Building a 35,000-Sample Wall Street Bets Dataset: Fine-Tuning, Nvidia Giveaway, and Data Access

- Authors
- Published on
- Published on
Welcome back to another thrilling episode on the sentdex channel, where we dive deep into the exhilarating world of Reddit data sets. Today, the team embarks on a quest to construct a dataset comprising 35,000 samples sourced from the dynamic realm of the Wall Street Bets subreddit. This dataset isn't just your run-of-the-mill collection; it intricately captures conversations between multiple speakers and the calculated responses from a sophisticated bot, mirroring the intricate tapestry of real-life interactions. As they fine-tune this dataset, the team aims to surpass previous iterations, setting their sights on achieving unparalleled results in this data-driven odyssey.
But wait, there's more excitement in store! In a generous gesture, Nvidia steps in to offer a jaw-dropping giveaway of an RTX 4080 super at the GPU Technology Conference. Attendees are in for a treat as they delve into the cutting-edge advancements in technology and witness the fusion of robotics with generative AI, promising a future brimming with innovation and endless possibilities. As the channel founder reminisces about their encounter with Reddit data from yesteryears, they shed light on the evolution of chatbots and language models, showcasing the remarkable progress in the field over the years.
Venturing into the vast landscape of Reddit data sources, the team explores avenues such as torrents, archive.org, and BigQuery, unearthing a treasure trove of terabytes worth of comments dating up to 2019. With meticulous attention to detail, they navigate the process of exporting this valuable data to Google Cloud Storage, opting for a JSON format with compression to streamline handling. Their ultimate goal? To make this dataset accessible to all by uploading it to Hugging Face, ensuring that this wealth of information is readily available for enthusiasts and researchers alike. Amidst the whirlwind of data processing and fine-tuning, the team strategizes on pre-decompressing files to enhance processing speed and efficiency, a crucial step in their relentless pursuit of data perfection.

Image copyright Youtube

Image copyright Youtube

Image copyright Youtube

Image copyright Youtube
Watch Building an LLM fine-tuning Dataset on Youtube
Viewer Reactions for Building an LLM fine-tuning Dataset
Viewer expresses gratitude for learning ML and coding from the channel
Viewer shares experience of creating a binary classification model about breast cancer
Viewer mentions starting a tech startup for logistics
Viewer shares creating a scraper for WSB comments
Viewer appreciates the fun learning process provided by the channel
Viewer discusses cleaning and uploading conversation data for others to use
Viewer points out potential issues with data filtering for model training
Viewer plans on creating a comprehensive guide for ComfyUI and Flux
Viewer inquires about completing the Python from scratch series
Viewer requests a video on meta-learning with examples
Related Articles

Unleashing Longnet: Revolutionizing Large Language Models
Explore the limitations of large language models due to context length constraints on sentdex. Discover Microsoft's longnet and its potential to revolutionize models with billion-token capacities. Uncover the challenges and promises of dilated attention in expanding context windows for improved model performance.

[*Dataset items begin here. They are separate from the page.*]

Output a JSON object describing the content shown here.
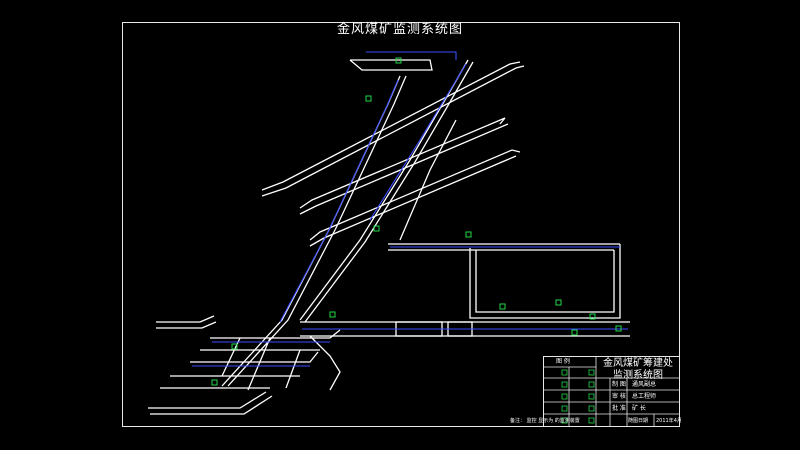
{
  "drawing": {
    "title": "金风煤矿监测系统图"
  },
  "title_block": {
    "org_line1": "金风煤矿筹建处",
    "org_line2": "监测系统图",
    "legend_header": "图    例",
    "roles": [
      {
        "label": "制 图",
        "name": "通风副总"
      },
      {
        "label": "审 核",
        "name": "总工程师"
      },
      {
        "label": "批 准",
        "name": "矿    长"
      }
    ],
    "date_label": "随图日期",
    "date_value": "2011年4月"
  },
  "note": {
    "text": "备注：     监控 显示为 的监测装置"
  },
  "colors": {
    "roadway": "#ffffff",
    "monitor_line": "#3a4cff",
    "sensor_green": "#22d84a",
    "frame": "#e8e8e8",
    "background": "#000000"
  }
}
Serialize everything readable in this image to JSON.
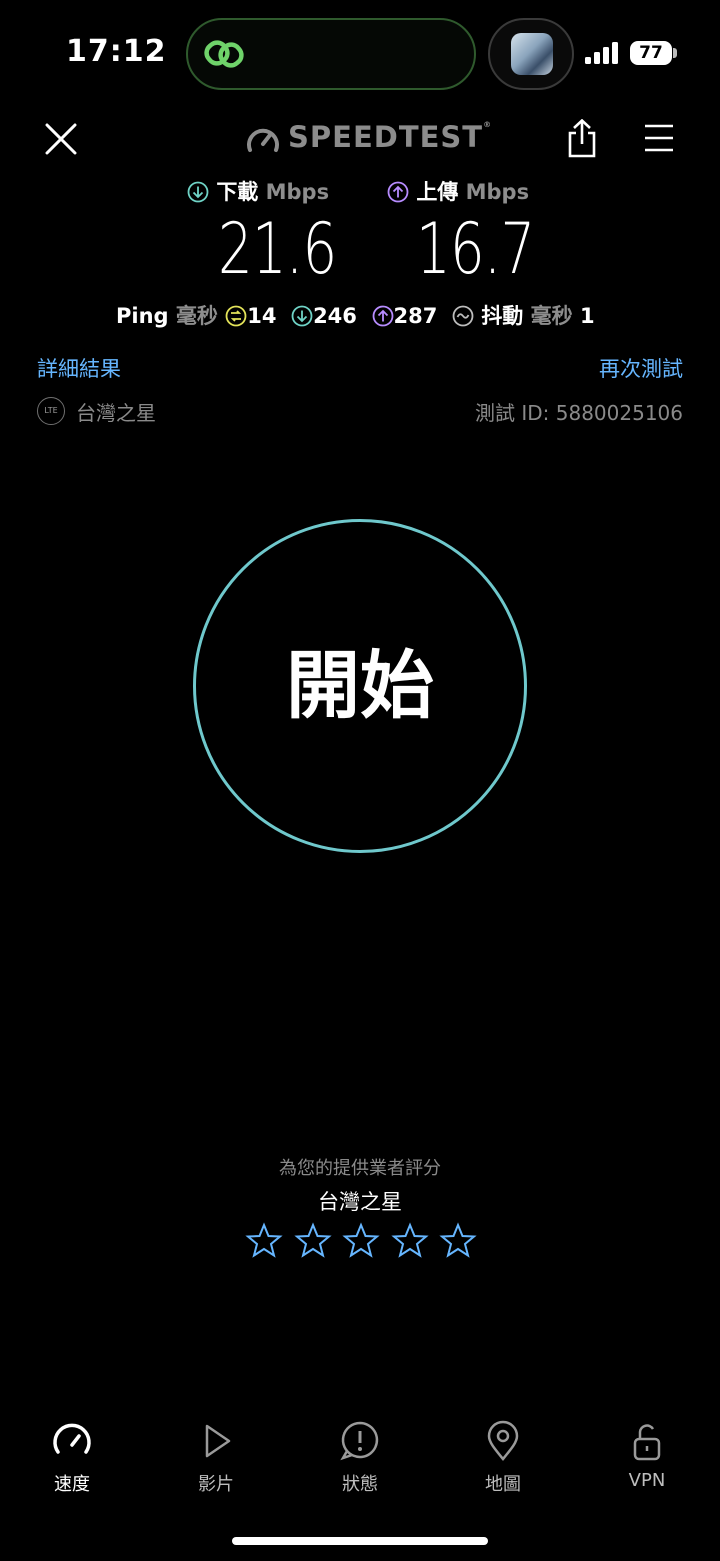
{
  "status_bar": {
    "time": "17:12",
    "battery": "77",
    "accent_island": "#6fd36a"
  },
  "header": {
    "logo_text": "SPEEDTEST",
    "logo_mark": "®"
  },
  "results": {
    "download_label": "下載",
    "upload_label": "上傳",
    "unit": "Mbps",
    "download_value": "21.6",
    "upload_value": "16.7",
    "ping_label": "Ping",
    "ping_unit": "毫秒",
    "ping_idle": "14",
    "ping_download": "246",
    "ping_upload": "287",
    "jitter_label": "抖動",
    "jitter_unit": "毫秒",
    "jitter_value": "1"
  },
  "links": {
    "details": "詳細結果",
    "retest": "再次測試"
  },
  "connection": {
    "type_badge": "LTE",
    "provider": "台灣之星",
    "test_id": "測試 ID: 5880025106"
  },
  "start_button": {
    "label": "開始",
    "ring_color": "#6fc8cc"
  },
  "rating": {
    "title": "為您的提供業者評分",
    "provider": "台灣之星",
    "stars": 0,
    "max_stars": 5,
    "star_color": "#66b6ff"
  },
  "tabs": [
    {
      "label": "速度",
      "icon": "speedometer-icon",
      "active": true
    },
    {
      "label": "影片",
      "icon": "play-icon"
    },
    {
      "label": "狀態",
      "icon": "alert-icon"
    },
    {
      "label": "地圖",
      "icon": "map-pin-icon"
    },
    {
      "label": "VPN",
      "icon": "unlock-icon"
    }
  ],
  "colors": {
    "download": "#6fd3c6",
    "upload": "#b78cff",
    "ping": "#e3e35a",
    "link": "#66b6ff"
  }
}
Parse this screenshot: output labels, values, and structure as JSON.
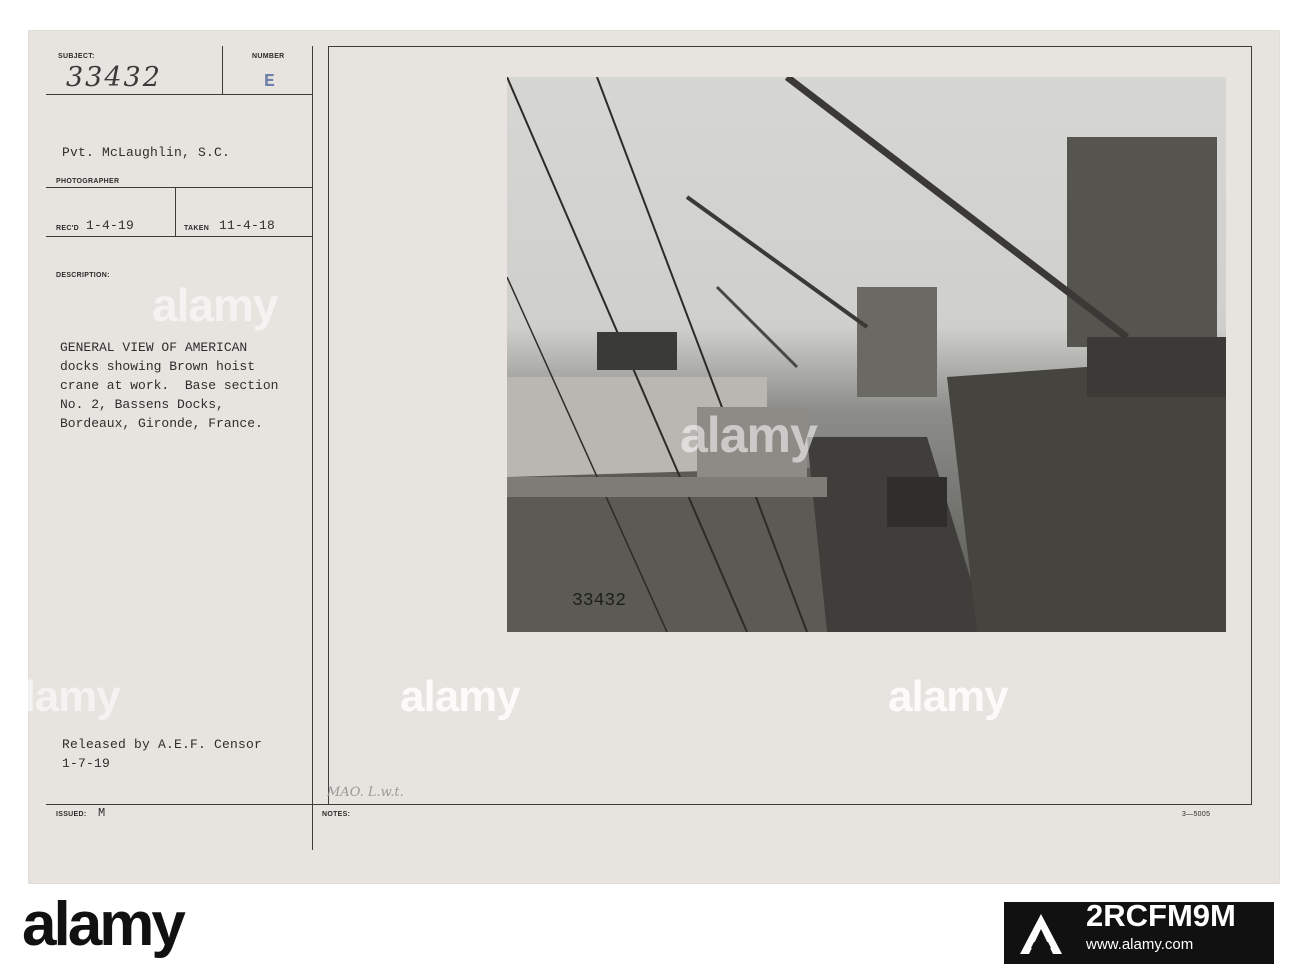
{
  "card": {
    "subject_label": "SUBJECT:",
    "number_label": "NUMBER",
    "subject_number": "33432",
    "number_letter": "E",
    "photographer_name": "Pvt. McLaughlin, S.C.",
    "photographer_label": "PHOTOGRAPHER",
    "recd_label": "REC'D",
    "recd_date": "1-4-19",
    "taken_label": "TAKEN",
    "taken_date": "11-4-18",
    "description_label": "DESCRIPTION:",
    "description_lines": [
      "GENERAL VIEW OF AMERICAN",
      "docks showing Brown hoist",
      "crane at work.  Base section",
      "No. 2, Bassens Docks,",
      "Bordeaux, Gironde, France."
    ],
    "released_line1": "Released by A.E.F. Censor",
    "released_line2": "1-7-19",
    "issued_label": "ISSUED:",
    "issued_value": "M",
    "notes_label": "NOTES:",
    "notes_handwriting": "MAO. L.w.t.",
    "form_code": "3—5005",
    "photo_stamp_number": "33432"
  },
  "watermarks": [
    "alamy",
    "alamy",
    "alamy",
    "alamy",
    "alamy"
  ],
  "footer": {
    "brand": "alamy",
    "image_id": "2RCFM9M",
    "url": "www.alamy.com"
  },
  "colors": {
    "card_bg": "#e7e4df",
    "ink": "#2e2e2e",
    "footer_box": "#111111"
  }
}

Revolutionizing Programming: Function Calling and AI Integration
Explore sentdex's latest update on groundbreaking function calling capabilities and API enhancements, revolutionizing programming with speed and intelligence integration. Learn how to define functions and parameters for optimal structured data extraction and seamless interactions with GPT-4.

Unleashing Falcon 40b: Practical Applications and Comparative Analysis
Explore the Falcon 40b instruct model by sentdex, a powerful large language model with 40 billion parameters. Discover its practical applications, use cases, and comparison to other models like GPT-3.5 and GPT-4. Unleash the potential of Falcon in natural language generation, math problem-solving, and understanding human emotions. Get insights on running the model locally, its licensing, and the AI team behind its development. Join the AI revolution with Falcon 40b instruct!

Revolutionizing Sentiment Analysis: KNN vs. Bert with Gzip Compression
Explore how a text classification method on sentdex challenges Bert in sentiment analysis using K nearest neighbors and gzip compression. Learn about the process, implementation, efficiency improvements, and promising results of this innovative approach.